On Monday, Federal Education Minister, Simon Birmingham, said every high school in Australia will soon have to employ specialist science and maths teachers to boost student engagement and outcomes in these critical learning areas.
New reports have stated that the plan will require high schools to employ teachers who have studied STEM subjects at university level, and primary schools with more than two or three teachers to employ at least one such teacher.
However, some experts in STEM education have questioned the merit of the government’s plan, with one – Dr Jane Hunter from the University of Technology Sydney (UTS) – saying the plan misses the mark when it comes to recruiting teachers for STEM disciplines.
“Where are these people who are going to teach the STEM disciplines going to come from?” Dr Hunter said.
“Recruiting teachers to teach the STEM disciplines has been historically difficult in Australia – there is a worldwide shortage of teachers in these disciplines.”
Dr Hunter said her STEM research in Australian primary schools shows that generalist teachers, when given opportunities, time and professional development to focus on STEM in partnership with university specialists, are highly capable of stepping up and teaching STEM well.
“Furthermore we don’t need STEM specialist teachers in primary schools as this de-skills generalist primary school teachers,” she said.
“Then STEM becomes the domain of one or two teachers in a school. It takes time to build capacity and it needs greater funding from the Federal government for ongoing teacher professional learning.”
However, Professor Lindsey Conner from Flinders University and Dr Anne Forbes from Macquarie University, say the Federal Government’s plan should be commended.
“The federal initiative will be a great boost to this expertise as there is a huge need for specialist STEM teachers in high schools,” Professor Conner said.
“We need additional teachers in STEM to bring enthusiasm and inspiration because that’s what will help kids to connect ideas and develop creative future solutions to the world’s issues. Students who have advanced in STEM will be in high demand for a wide range of employment options in the future.”

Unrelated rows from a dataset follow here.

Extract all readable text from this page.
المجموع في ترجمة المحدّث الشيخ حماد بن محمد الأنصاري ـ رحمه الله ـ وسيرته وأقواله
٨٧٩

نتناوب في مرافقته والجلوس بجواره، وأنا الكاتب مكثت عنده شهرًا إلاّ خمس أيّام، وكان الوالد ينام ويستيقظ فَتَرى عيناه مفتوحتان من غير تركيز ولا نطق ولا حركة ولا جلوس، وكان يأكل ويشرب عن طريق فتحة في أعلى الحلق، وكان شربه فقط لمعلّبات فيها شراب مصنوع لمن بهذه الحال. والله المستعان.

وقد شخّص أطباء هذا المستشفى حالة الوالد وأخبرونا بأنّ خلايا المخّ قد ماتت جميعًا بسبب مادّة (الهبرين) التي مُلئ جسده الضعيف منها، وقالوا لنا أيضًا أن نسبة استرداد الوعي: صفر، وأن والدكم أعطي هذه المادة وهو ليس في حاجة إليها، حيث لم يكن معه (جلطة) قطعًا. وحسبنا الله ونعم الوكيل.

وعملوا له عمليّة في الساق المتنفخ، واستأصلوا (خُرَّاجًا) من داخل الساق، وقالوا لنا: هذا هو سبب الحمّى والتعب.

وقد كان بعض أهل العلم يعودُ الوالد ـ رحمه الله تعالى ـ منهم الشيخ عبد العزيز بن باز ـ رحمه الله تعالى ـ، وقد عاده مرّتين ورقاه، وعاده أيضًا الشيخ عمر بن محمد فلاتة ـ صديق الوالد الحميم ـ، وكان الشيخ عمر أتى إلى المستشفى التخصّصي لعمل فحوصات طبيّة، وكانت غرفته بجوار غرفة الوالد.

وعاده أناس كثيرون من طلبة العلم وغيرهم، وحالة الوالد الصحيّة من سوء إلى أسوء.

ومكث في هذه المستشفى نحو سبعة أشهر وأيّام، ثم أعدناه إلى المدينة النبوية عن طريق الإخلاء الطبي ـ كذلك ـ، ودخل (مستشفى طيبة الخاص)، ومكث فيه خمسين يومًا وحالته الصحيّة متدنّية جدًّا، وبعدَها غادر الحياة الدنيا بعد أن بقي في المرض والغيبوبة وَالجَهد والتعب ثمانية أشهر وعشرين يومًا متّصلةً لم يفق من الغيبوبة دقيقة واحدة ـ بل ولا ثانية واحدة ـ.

Dr Anne Forbes said research shows that all science and mathematics high school teachers should have deep knowledge of their subject areas.
“Imagine your child being taught piano by a ‘music’ teacher who couldn’t read music,” Dr Forbes said.
“In NSW, primary teacher education students are able to complete a NESA-recognized teaching specialization in a priority area, which includes mathematics, or science and technology, so surely we can at least expect the same for high school teachers.”